The name of a restart is used by invoke-restart. Restarts that can be invoked only within the debugger do not need names.

Restarts can be established by using restart-bind, restart-case, and with-simple-restart. A restart function can itself invoke any other restart that was active at the time of establishment of the restart of which the function is part.

The restarts established by a restart-bind form, a restart-case form, or a with-simple-restart form have dynamic extent which extends for the duration of that form's execution.

Restarts of the same name can be ordered from least recent to most recent according to the following two rules:

  1. Each restart in a set of active restarts R1 is more recent than every restart in a set R2 if the restarts in R2 were active when the restarts in R1 were established.
  2. Let r1 and r2 be two active restarts with the same name established by the same form. Then r1 is more recent than r2 if r1 was defined to the left of r2 in the form that established them.

If a restart is invoked but does not transfer control, the values resulting from the restart function are returned by the function that invoked the restart, either invoke-restart or invoke-restart-interactively.

9.1.4.2.1 Interactive Use of Restarts

For interactive handling, two pieces of information are needed from a restart: a report function and an interactive function.

The report function is used by a program such as the debugger to present a description of the action the restart will take. The report function is specified and established by the :report-function keyword to restart-bind or the :report keyword to restart-case.

The interactive function, which can be specified using the :interactive-function keyword to restart-bind or :interactive keyword to restart-case, is used when the restart is invoked interactively, such as from the debugger, to produce a suitable list of arguments.

invoke-restart invokes the most recently established restart whose name is the same as the first argument to invoke-restart. If a restart is invoked interactively by the debugger and does not transfer control but rather returns values, the precise action of the debugger on those values is implementation-defined.

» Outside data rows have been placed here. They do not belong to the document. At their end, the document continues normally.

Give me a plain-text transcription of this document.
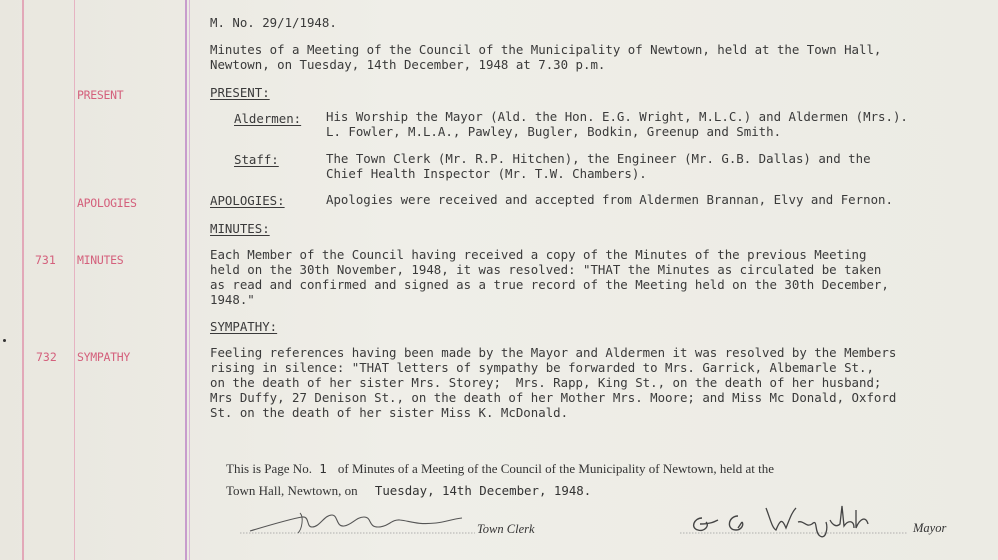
PRESENT
APOLOGIES
731 MINUTES
732 SYMPATHY
M. No. 29/1/1948.
Minutes of a Meeting of the Council of the Municipality of Newtown, held at the Town Hall,
Newtown, on Tuesday, 14th December, 1948 at 7.30 p.m.
PRESENT:
Aldermen: His Worship the Mayor (Ald. the Hon. E.G. Wright, M.L.C.) and Aldermen (Mrs.).
L. Fowler, M.L.A., Pawley, Bugler, Bodkin, Greenup and Smith.
Staff:	The Town Clerk (Mr. R.P. Hitchen), the Engineer (Mr. G.B. Dallas) and the
Chief Health Inspector (Mr. T.W. Chambers).
APOLOGIES:	Apologies were received and accepted from Aldermen Brannan, Elvy and Fernon.
MINUTES:
Each Member of the Council having received a copy of the Minutes of the previous Meeting
held on the 30th November, 1948, it was resolved: "THAT the Minutes as circulated be taken
as read and confirmed and signed as a true record of the Meeting held on the 30th December,
1948."
SYMPATHY:
Feeling references having been made by the Mayor and Aldermen it was resolved by the Members
rising in silence: "THAT letters of sympathy be forwarded to Mrs. Garrick, Albemarle St.,
on the death of her sister Mrs. Storey;  Mrs. Rapp, King St., on the death of her husband;
Mrs Duffy, 27 Denison St., on the death of her Mother Mrs. Moore; and Miss Mc Donald, Oxford
St. on the death of her sister Miss K. McDonald.
This is Page No. 1 of Minutes of a Meeting of the Council of the Municipality of Newtown, held at the
Town Hall, Newtown, on Tuesday, 14th December, 1948.
Town Clerk	Mayor
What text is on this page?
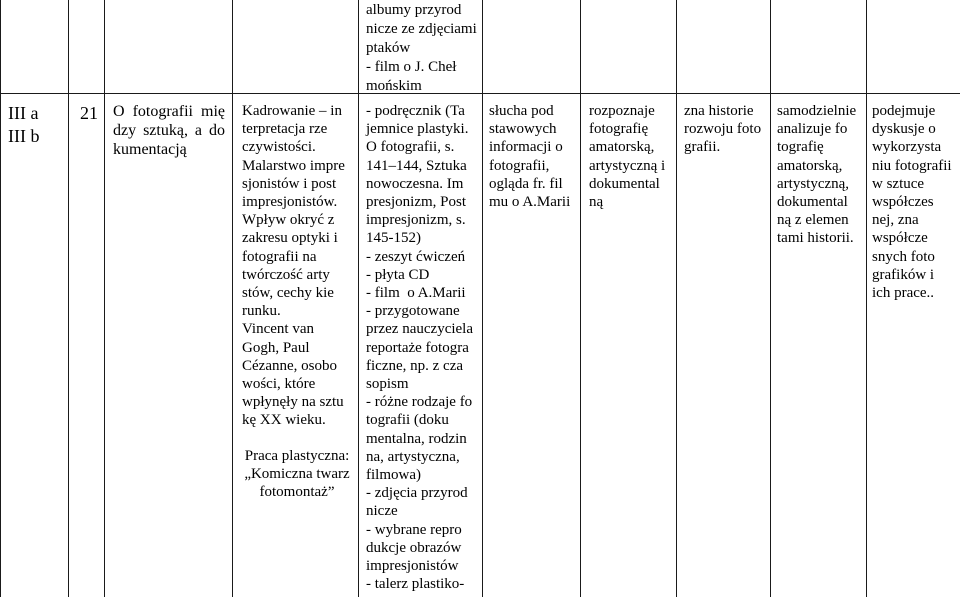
albumy przyrod
nicze ze zdjęciami
ptaków
- film o J. Cheł
mońskim
III a
III b
21 O fotografii mię
dzy sztuką, a do
kumentacją
Kadrowanie – in
terpretacja rze
czywistości.
Malarstwo impre
sjonistów i post
impresjonistów.
Wpływ okryć z
zakresu optyki i
fotografii na
twórczość arty
stów, cechy kie
runku.
Vincent van
Gogh, Paul
Cézanne, osobo
wości, które
wpłynęły na sztu
kę XX wieku.
Praca plastyczna:
„Komiczna twarz
fotomontaż”
- podręcznik (Ta
jemnice plastyki.
O fotografii, s.
141–144, Sztuka
nowoczesna. Im
presjonizm, Post
impresjonizm, s.
145-152)
- zeszyt ćwiczeń
- płyta CD
- film  o A.Marii
- przygotowane
przez nauczyciela
reportaże fotogra
ficzne, np. z cza
sopism
- różne rodzaje fo
tografii (doku
mentalna, rodzin
na, artystyczna,
filmowa)
- zdjęcia przyrod
nicze
- wybrane repro
dukcje obrazów
impresjonistów
- talerz plastiko-
słucha pod
stawowych
informacji o
fotografii,
ogląda fr. fil
mu o A.Marii
rozpoznaje
fotografię
amatorską,
artystyczną i
dokumental
ną
zna historie
rozwoju foto
grafii.
samodzielnie
analizuje fo
tografię
amatorską,
artystyczną,
dokumental
ną z elemen
tami historii.
podejmuje
dyskusje o
wykorzysta
niu fotografii
w sztuce
współczes
nej, zna
współcze
snych foto
grafików i
ich prace..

9.1.4.2.2 Interfaces to Restarts

Some restarts have functional interfaces, such as abort, continue, muffle-warning, store-value, and use-value. They are ordinary functions that use find-restart and invoke-restart internally, that have the same name as the restarts they manipulate, and that are provided simply for notational convenience.

The next figure shows defined names relating to restarts.

abort invoke-restart-interactively store-value
compute-restarts muffle-warning use-value
continue restart-bind with-simple-restart
find-restart restart-case
invoke-restart restart-name

Figure 9.6: Defined names relating to restarts.

9.1.4.2.3 Restart Tests

Each restart has an associated test, which is a function of one argument (a condition or nil) which returns true if the restart should be visible in the current situation. This test is created by the :test-function option to restart-bind or the :test option to restart-case.

9.1.4.2.4 Associating a Restart with a Condition

A restart can be “associated with” a condition explicitly by with-condition-restarts, or implicitly by restart-case. Such an assocation has dynamic extent.

A single restart may be associated with several conditions at the same time. A single condition may have several associated restarts at the same time.

Active restarts associated with a particular condition can be detected by calling a function such as find-restart, supplying that condition as the condition argument. Active restarts can also be detected without regard to any associated condition by calling such a function without a condition argument, or by supplying a value of nil for such an argument.